Contemporary autobiographical writing – from traditional, chronologically arranged autobiographies that endeavour to provide a complete description of an individual’s life, to various types of fragmentary or mosaic writing that, though entrenched in literary texts, are founded on one’s own experiences, in the form of fragments of memory, anecdotes, diary entries, letters, essays, etc. – has shifted its thematic focus to the sphere of the intimate, depicting both everyday life human existences and its extremes.
Why has autobiographical writing flourished precisely in an era of virtuality, information overload, superficial consumerism, false news and prophets, and, yes, the selfie? Is it harder to create a literary illusion today and to empathize with it? Is autobiographicality a symptom of the conditions in which a modern writer works? Perhaps a sign of laziness, ego? Does fiction today demand too much effort in terms of both creativity and reception? Have today’s readers and writers been overtaken by the non-literary sphere, with its multitude of stories from marketing campaigns, electoral campaigns, records of everybody (“influencers”) on social networks, in reality shows, and thus lost the battle for the realm of the fictive? In the midst of a carnivalesque society with endless “success stories,” is it not precisely autobiographical literature that is showing itself to be a literary haven of authenticity, in which the society, at least on the level of the individual, wishes to take off its mask and make us human again? 

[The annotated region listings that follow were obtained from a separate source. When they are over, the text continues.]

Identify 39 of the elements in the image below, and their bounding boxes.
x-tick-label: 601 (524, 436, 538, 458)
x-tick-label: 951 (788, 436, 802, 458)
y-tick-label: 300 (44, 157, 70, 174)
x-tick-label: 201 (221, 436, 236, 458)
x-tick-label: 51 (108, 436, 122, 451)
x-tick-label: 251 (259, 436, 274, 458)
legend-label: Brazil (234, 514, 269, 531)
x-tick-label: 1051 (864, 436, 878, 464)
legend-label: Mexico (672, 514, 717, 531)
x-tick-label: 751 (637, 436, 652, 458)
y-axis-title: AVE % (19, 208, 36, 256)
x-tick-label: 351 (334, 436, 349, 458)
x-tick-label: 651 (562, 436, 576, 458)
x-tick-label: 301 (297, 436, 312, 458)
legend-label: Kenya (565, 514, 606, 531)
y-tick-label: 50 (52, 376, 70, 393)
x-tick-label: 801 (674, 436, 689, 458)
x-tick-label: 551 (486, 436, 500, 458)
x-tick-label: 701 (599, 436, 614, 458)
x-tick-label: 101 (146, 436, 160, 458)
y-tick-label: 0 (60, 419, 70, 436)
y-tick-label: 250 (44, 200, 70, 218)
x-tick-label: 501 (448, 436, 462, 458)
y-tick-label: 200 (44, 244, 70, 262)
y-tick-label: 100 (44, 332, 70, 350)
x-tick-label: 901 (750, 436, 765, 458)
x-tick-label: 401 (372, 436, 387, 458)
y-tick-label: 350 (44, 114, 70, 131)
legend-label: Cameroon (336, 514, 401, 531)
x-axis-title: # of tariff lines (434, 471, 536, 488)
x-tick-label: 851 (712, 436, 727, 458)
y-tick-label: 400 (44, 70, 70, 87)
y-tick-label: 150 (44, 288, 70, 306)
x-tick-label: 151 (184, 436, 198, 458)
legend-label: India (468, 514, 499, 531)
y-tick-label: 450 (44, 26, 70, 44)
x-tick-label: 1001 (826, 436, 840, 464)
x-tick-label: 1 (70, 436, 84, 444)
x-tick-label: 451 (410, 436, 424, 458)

Is autobiographical writing in our 21st century – which is symbolized by the frenzied consumer flooded by information, the superficiality of perception and the lack of reflection, and which therefore increasingly manifests itself as a century of forgetfulness – primarily an authorial attempt to remember, capture memory, its (re)construction, to search for oneself, for one’s own identity? Is it possible to for autobiography to be more credible than a fictional story? Is self-embellishment and factual selectivity inherent to the autobiographical? What are the possible approaches to autobiographical writing? When does autobiography assume literary value? And last but not least: are autobiography and fiction (in)compatible categories? Is fictionalized autobiography possible? Is not all autobiography a fiction, an attempt to describe people and events that reflects the author’s stance towards what they are telling? Does the work relinquish its truth and authenticity if – for legal or ethical reasons – we change the actual names of people, places, and other specific references? What is literary authenticity and reality today?
This year’s Vilenica aims to open a discussion on autobiographical writing, its manifestations, the challenges of its literariness, and the relation to reality, the ethical potential for today’s times. Is it just one of the transient symptoms of modern narcissism, exhibitionism and voyeurism, or the most relevant form of literature with an important modern mission? What future of this form of literature.